1 files changed, 1 insertions, 492 deletions
diff --git a/python/pyspark/sql/readwriter.py b/python/pyspark/sql/readwriter.py
index 3f28d7ad50..10f307b987 100644
--- a/python/pyspark/sql/readwriter.py
+++ b/python/pyspark/sql/readwriter.py
@@ -28,7 +28,7 @@ from pyspark.sql.column import _to_seq
 from pyspark.sql.types import *
 from pyspark.sql import utils
 
-__all__ = ["DataFrameReader", "DataFrameWriter", "DataStreamReader", "DataStreamWriter"]
+__all__ = ["DataFrameReader", "DataFrameWriter"]
 
 
 def to_str(value):
@@ -724,494 +724,6 @@ class DataFrameWriter(OptionUtils):
         self._jwrite.mode(mode).jdbc(url, table, jprop)
 
 
-class DataStreamReader(OptionUtils):
-    """
-    Interface used to load a streaming :class:`DataFrame` from external storage systems
-    (e.g. file systems, key-value stores, etc). Use :func:`spark.readStream`
-    to access this.
-
-    .. note:: Experimental.
-
-    .. versionadded:: 2.0
-    """
-
-    def __init__(self, spark):
-        self._jreader = spark._ssql_ctx.readStream()

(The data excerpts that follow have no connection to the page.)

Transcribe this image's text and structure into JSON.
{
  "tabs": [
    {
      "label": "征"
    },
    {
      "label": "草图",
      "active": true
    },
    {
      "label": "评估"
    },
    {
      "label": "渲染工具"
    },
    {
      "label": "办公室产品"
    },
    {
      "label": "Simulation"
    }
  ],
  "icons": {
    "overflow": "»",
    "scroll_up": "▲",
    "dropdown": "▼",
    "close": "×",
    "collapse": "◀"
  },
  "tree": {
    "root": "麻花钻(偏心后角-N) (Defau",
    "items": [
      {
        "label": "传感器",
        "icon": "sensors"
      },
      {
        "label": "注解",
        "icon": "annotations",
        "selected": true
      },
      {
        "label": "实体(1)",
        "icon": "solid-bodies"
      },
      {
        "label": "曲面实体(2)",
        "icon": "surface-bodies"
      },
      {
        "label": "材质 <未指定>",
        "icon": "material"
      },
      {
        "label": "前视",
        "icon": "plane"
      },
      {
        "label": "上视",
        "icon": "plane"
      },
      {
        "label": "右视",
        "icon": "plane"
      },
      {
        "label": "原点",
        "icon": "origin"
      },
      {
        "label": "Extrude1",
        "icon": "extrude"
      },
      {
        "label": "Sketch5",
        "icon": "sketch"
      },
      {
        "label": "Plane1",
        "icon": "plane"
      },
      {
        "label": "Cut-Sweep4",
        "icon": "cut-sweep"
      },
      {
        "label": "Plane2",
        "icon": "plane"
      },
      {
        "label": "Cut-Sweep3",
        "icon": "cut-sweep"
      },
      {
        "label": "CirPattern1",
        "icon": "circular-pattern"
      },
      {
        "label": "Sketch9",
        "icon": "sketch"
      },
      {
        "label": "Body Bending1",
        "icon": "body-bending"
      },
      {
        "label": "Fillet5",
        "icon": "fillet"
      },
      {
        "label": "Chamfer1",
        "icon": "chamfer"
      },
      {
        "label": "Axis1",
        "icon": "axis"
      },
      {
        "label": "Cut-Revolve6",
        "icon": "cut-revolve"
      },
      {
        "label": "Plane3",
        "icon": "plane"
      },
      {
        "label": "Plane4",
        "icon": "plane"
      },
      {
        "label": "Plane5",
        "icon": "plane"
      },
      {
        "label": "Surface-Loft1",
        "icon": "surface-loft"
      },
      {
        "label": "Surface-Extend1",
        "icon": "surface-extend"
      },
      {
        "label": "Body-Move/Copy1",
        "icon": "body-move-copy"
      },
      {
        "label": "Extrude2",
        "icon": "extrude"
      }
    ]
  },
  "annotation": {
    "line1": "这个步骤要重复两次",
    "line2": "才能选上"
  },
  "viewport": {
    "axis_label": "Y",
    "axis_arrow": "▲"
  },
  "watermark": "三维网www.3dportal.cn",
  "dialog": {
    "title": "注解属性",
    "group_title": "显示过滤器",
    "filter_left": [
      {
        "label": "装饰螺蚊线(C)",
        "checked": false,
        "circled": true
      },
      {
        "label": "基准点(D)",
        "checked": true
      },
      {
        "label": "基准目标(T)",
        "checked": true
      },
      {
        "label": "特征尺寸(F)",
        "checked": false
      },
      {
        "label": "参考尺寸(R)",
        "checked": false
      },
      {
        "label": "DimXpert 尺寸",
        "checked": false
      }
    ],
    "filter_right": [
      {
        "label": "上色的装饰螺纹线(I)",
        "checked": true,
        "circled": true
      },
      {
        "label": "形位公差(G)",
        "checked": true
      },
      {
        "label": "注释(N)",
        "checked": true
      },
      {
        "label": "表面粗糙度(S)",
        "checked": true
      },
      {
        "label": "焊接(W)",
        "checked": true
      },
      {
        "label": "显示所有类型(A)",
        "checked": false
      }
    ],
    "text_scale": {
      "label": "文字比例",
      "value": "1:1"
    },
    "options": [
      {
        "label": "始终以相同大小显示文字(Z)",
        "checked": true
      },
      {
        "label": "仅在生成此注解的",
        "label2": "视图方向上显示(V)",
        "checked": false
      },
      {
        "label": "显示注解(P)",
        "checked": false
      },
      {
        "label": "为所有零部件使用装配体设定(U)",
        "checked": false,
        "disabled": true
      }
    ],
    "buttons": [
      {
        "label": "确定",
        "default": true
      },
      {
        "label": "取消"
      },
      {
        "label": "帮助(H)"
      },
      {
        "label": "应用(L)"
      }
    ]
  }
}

-        self._spark = spark
-
-    def _df(self, jdf):
-        from pyspark.sql.dataframe import DataFrame
-        return DataFrame(jdf, self._spark)
-
-    @since(2.0)
-    def format(self, source):
-        """Specifies the input data source format.
-
-        .. note:: Experimental.
-
-        :param source: string, name of the data source, e.g. 'json', 'parquet'.
-
-        >>> s = spark.readStream.format("text")
-        """
-        self._jreader = self._jreader.format(source)
-        return self
-
-    @since(2.0)
-    def schema(self, schema):
-        """Specifies the input schema.
-
-        Some data sources (e.g. JSON) can infer the input schema automatically from data.
-        By specifying the schema here, the underlying data source can skip the schema
-        inference step, and thus speed up data loading.
-
-        .. note:: Experimental.
-
-        :param schema: a StructType object
-
-        >>> s = spark.readStream.schema(sdf_schema)
-        """
-        if not isinstance(schema, StructType):
-            raise TypeError("schema should be StructType")
-        jschema = self._spark._ssql_ctx.parseDataType(schema.json())
-        self._jreader = self._jreader.schema(jschema)
-        return self
-
-    @since(2.0)
-    def option(self, key, value):
-        """Adds an input option for the underlying data source.
-
-        .. note:: Experimental.
-
-        >>> s = spark.readStream.option("x", 1)
-        """
-        self._jreader = self._jreader.option(key, to_str(value))
-        return self
-
-    @since(2.0)
-    def options(self, **options):
-        """Adds input options for the underlying data source.
-
-        .. note:: Experimental.
-
-        >>> s = spark.readStream.options(x="1", y=2)
-        """
-        for k in options:
-            self._jreader = self._jreader.option(k, to_str(options[k]))
-        return self
-
-    @since(2.0)
-    def load(self, path=None, format=None, schema=None, **options):
-        """Loads a data stream from a data source and returns it as a :class`DataFrame`.
-
-        .. note:: Experimental.
-
-        :param path: optional string for file-system backed data sources.
-        :param format: optional string for format of the data source. Default to 'parquet'.
-        :param schema: optional :class:`StructType` for the input schema.
-        :param options: all other string options
-
-        >>> json_sdf = spark.readStream.format("json")\
-                                       .schema(sdf_schema)\
-                                       .load(os.path.join(tempfile.mkdtemp(),'data'))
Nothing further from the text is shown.